Cuando llegamos al Flaisance, Woolrich encendió el televisor para ver un concurso que había a primera hora de la mañana y esperamos en silencio la visita de Brillaud. Llamó a la puerta unos veinte minutos después, tiempo suficiente para que una mujer de Tulsa ganara un viaje a Maui. Brillaud era un hombre de baja estatura y bien vestido, tenía unas pronunciadas entradas y el hábito de pasarse los dedos por el cabello cada pocos minutos como para asegurarse de que aún le quedaba algo. Detrás de él, por la escalera exterior de madera que conducía a las cuatro habitaciones de la cochera, dos hombres en mangas de camisa acarreaban con dificultad el equipo de vigilancia sobre una mesa metálica con ruedas.

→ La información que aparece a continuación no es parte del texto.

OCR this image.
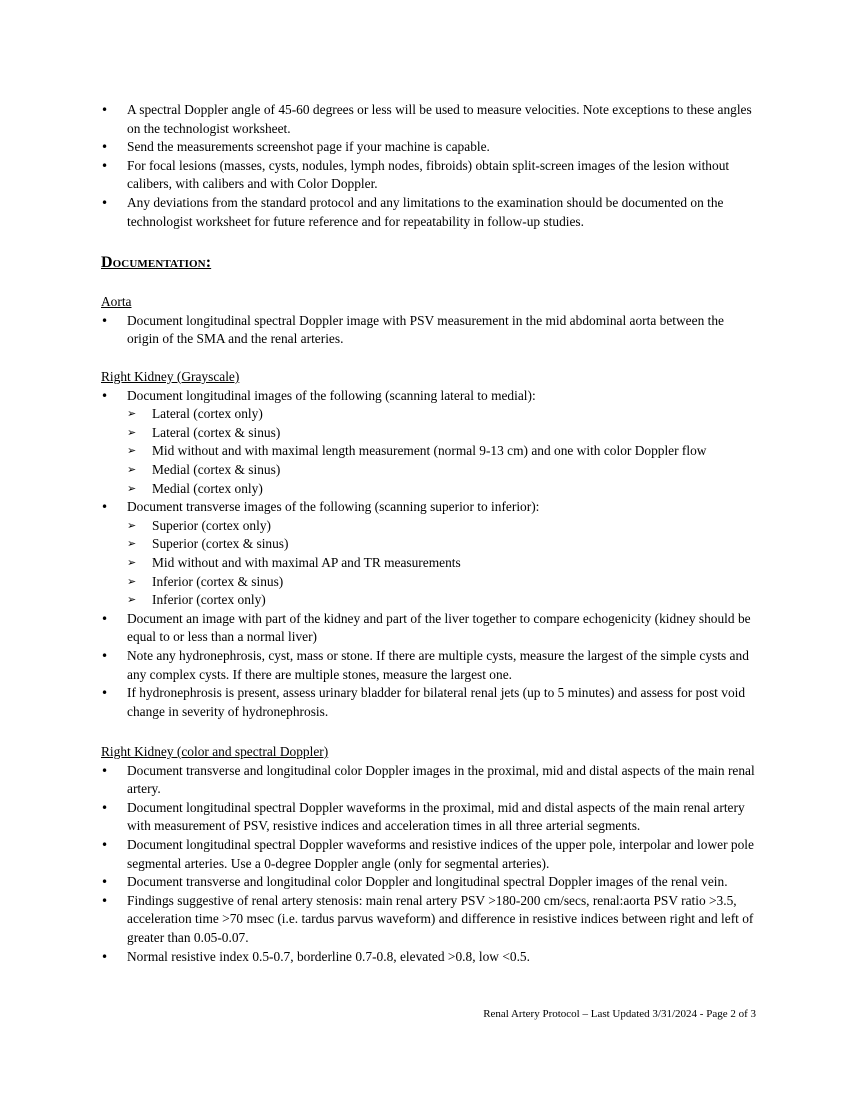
• A spectral Doppler angle of 45-60 degrees or less will be used to measure velocities. Note exceptions to these angles on the technologist worksheet.
• Send the measurements screenshot page if your machine is capable.
• For focal lesions (masses, cysts, nodules, lymph nodes, fibroids) obtain split-screen images of the lesion without calibers, with calibers and with Color Doppler.
• Any deviations from the standard protocol and any limitations to the examination should be documented on the technologist worksheet for future reference and for repeatability in follow-up studies.
Documentation:
Aorta
• Document longitudinal spectral Doppler image with PSV measurement in the mid abdominal aorta between the origin of the SMA and the renal arteries.
Right Kidney (Grayscale)
• Document longitudinal images of the following (scanning lateral to medial):
➢ Lateral (cortex only)
➢ Lateral (cortex & sinus)
➢ Mid without and with maximal length measurement (normal 9-13 cm) and one with color Doppler flow
➢ Medial (cortex & sinus)
➢ Medial (cortex only)
• Document transverse images of the following (scanning superior to inferior):
➢ Superior (cortex only)
➢ Superior (cortex & sinus)
➢ Mid without and with maximal AP and TR measurements
➢ Inferior (cortex & sinus)
➢ Inferior (cortex only)
• Document an image with part of the kidney and part of the liver together to compare echogenicity (kidney should be equal to or less than a normal liver)
• Note any hydronephrosis, cyst, mass or stone. If there are multiple cysts, measure the largest of the simple cysts and any complex cysts. If there are multiple stones, measure the largest one.
• If hydronephrosis is present, assess urinary bladder for bilateral renal jets (up to 5 minutes) and assess for post void change in severity of hydronephrosis.
Right Kidney (color and spectral Doppler)
• Document transverse and longitudinal color Doppler images in the proximal, mid and distal aspects of the main renal artery.
• Document longitudinal spectral Doppler waveforms in the proximal, mid and distal aspects of the main renal artery with measurement of PSV, resistive indices and acceleration times in all three arterial segments.
• Document longitudinal spectral Doppler waveforms and resistive indices of the upper pole, interpolar and lower pole segmental arteries. Use a 0-degree Doppler angle (only for segmental arteries).
• Document transverse and longitudinal color Doppler and longitudinal spectral Doppler images of the renal vein.
• Findings suggestive of renal artery stenosis: main renal artery PSV >180-200 cm/secs, renal:aorta PSV ratio >3.5, acceleration time >70 msec (i.e. tardus parvus waveform) and difference in resistive indices between right and left of greater than 0.05-0.07.
• Normal resistive index 0.5-0.7, borderline 0.7-0.8, elevated >0.8, low <0.5.
Renal Artery Protocol – Last Updated 3/31/2024 - Page 2 of 3
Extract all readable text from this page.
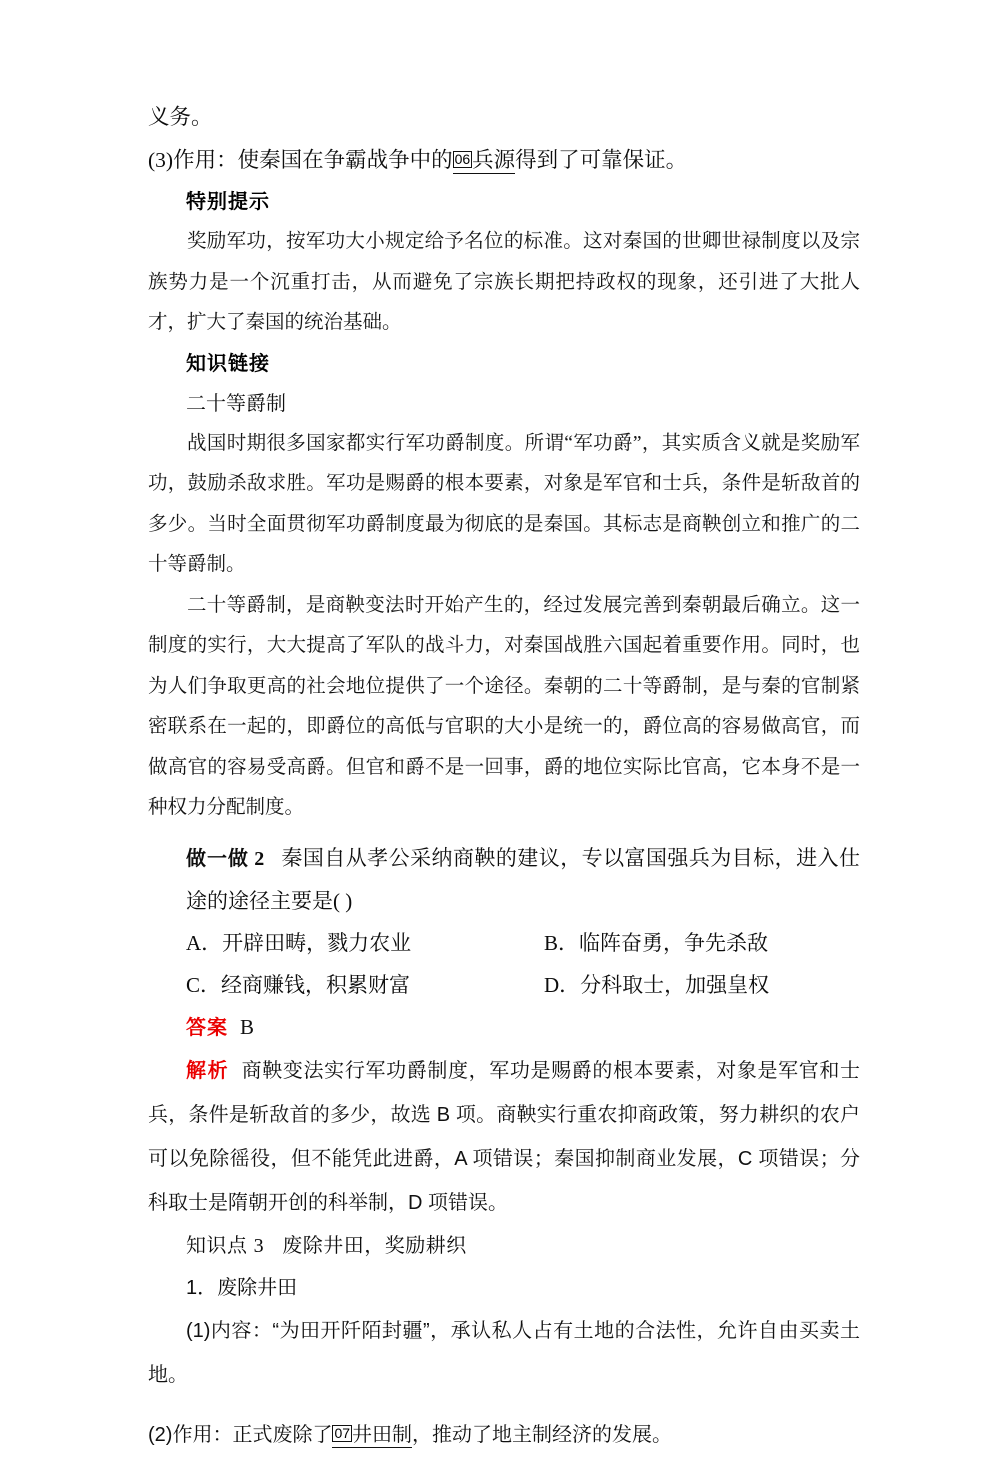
义务。

(3)作用：使秦国在争霸战争中的 06兵源得到了可靠保证。

特别提示

奖励军功，按军功大小规定给予名位的标准。这对秦国的世卿世禄制度以及宗族势力是一个沉重打击，从而避免了宗族长期把持政权的现象，还引进了大批人才，扩大了秦国的统治基础。

知识链接

二十等爵制

战国时期很多国家都实行军功爵制度。所谓“军功爵”，其实质含义就是奖励军功，鼓励杀敌求胜。军功是赐爵的根本要素，对象是军官和士兵，条件是斩敌首的多少。当时全面贯彻军功爵制度最为彻底的是秦国。其标志是商鞅创立和推广的二十等爵制。

二十等爵制，是商鞅变法时开始产生的，经过发展完善到秦朝最后确立。这一制度的实行，大大提高了军队的战斗力，对秦国战胜六国起着重要作用。同时，也为人们争取更高的社会地位提供了一个途径。秦朝的二十等爵制，是与秦的官制紧密联系在一起的，即爵位的高低与官职的大小是统一的，爵位高的容易做高官，而做高官的容易受高爵。但官和爵不是一回事，爵的地位实际比官高，它本身不是一种权力分配制度。

做一做 2 秦国自从孝公采纳商鞅的建议，专以富国强兵为目标，进入仕途的途径主要是( )

A．开辟田畴，戮力农业	B．临阵奋勇，争先杀敌
C．经商赚钱，积累财富	D．分科取士，加强皇权

答案 B

解析 商鞅变法实行军功爵制度，军功是赐爵的根本要素，对象是军官和士兵，条件是斩敌首的多少，故选 B 项。商鞅实行重农抑商政策，努力耕织的农户可以免除徭役，但不能凭此进爵，A 项错误；秦国抑制商业发展，C 项错误；分科取士是隋朝开创的科举制，D 项错误。

知识点 3 废除井田，奖励耕织

1．废除井田

(1)内容：“为田开阡陌封疆”，承认私人占有土地的合法性，允许自由买卖土地。

(2)作用：正式废除了 07 井田制，推动了地主制经济的发展。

– Ve preparándote, Brillaud -dijo Woolrich-. Espero que hayáis traído algo para leer.
Uno de los hombres en mangas de camisa enseñó un fajo de revistas y unos cuantos libros de bolsillo manoseados que había sacado de la repisa inferior de la mesa metálica.
– ¿Dónde estarás si te necesito? -preguntó Brillaud.
– Donde siempre -contestó Woolrich-. Por ahí.
A continuación se marchó.
Una vez, invitado por Woolrich, visité una sala anónima de las oficinas del FBI en Nueva York. Era la sala donde las brigadas dedicadas a investigaciones a largo plazo -crimen organizado, contraespionaje- supervisaban sus grabaciones. Seis agentes, sentados ante una hilera de magnetófonos de carrete activados por voz, registraban las llamadas siempre que los magnetófonos se ponían en marcha y anotaban concienzudamente la hora, la fecha y el tema de la conversación. En la sala reinaba un silencio casi absoluto, excepto por los chasquidos y el ronroneo de las grabadoras y el rasgueo de los bolígrafos sobre el papel.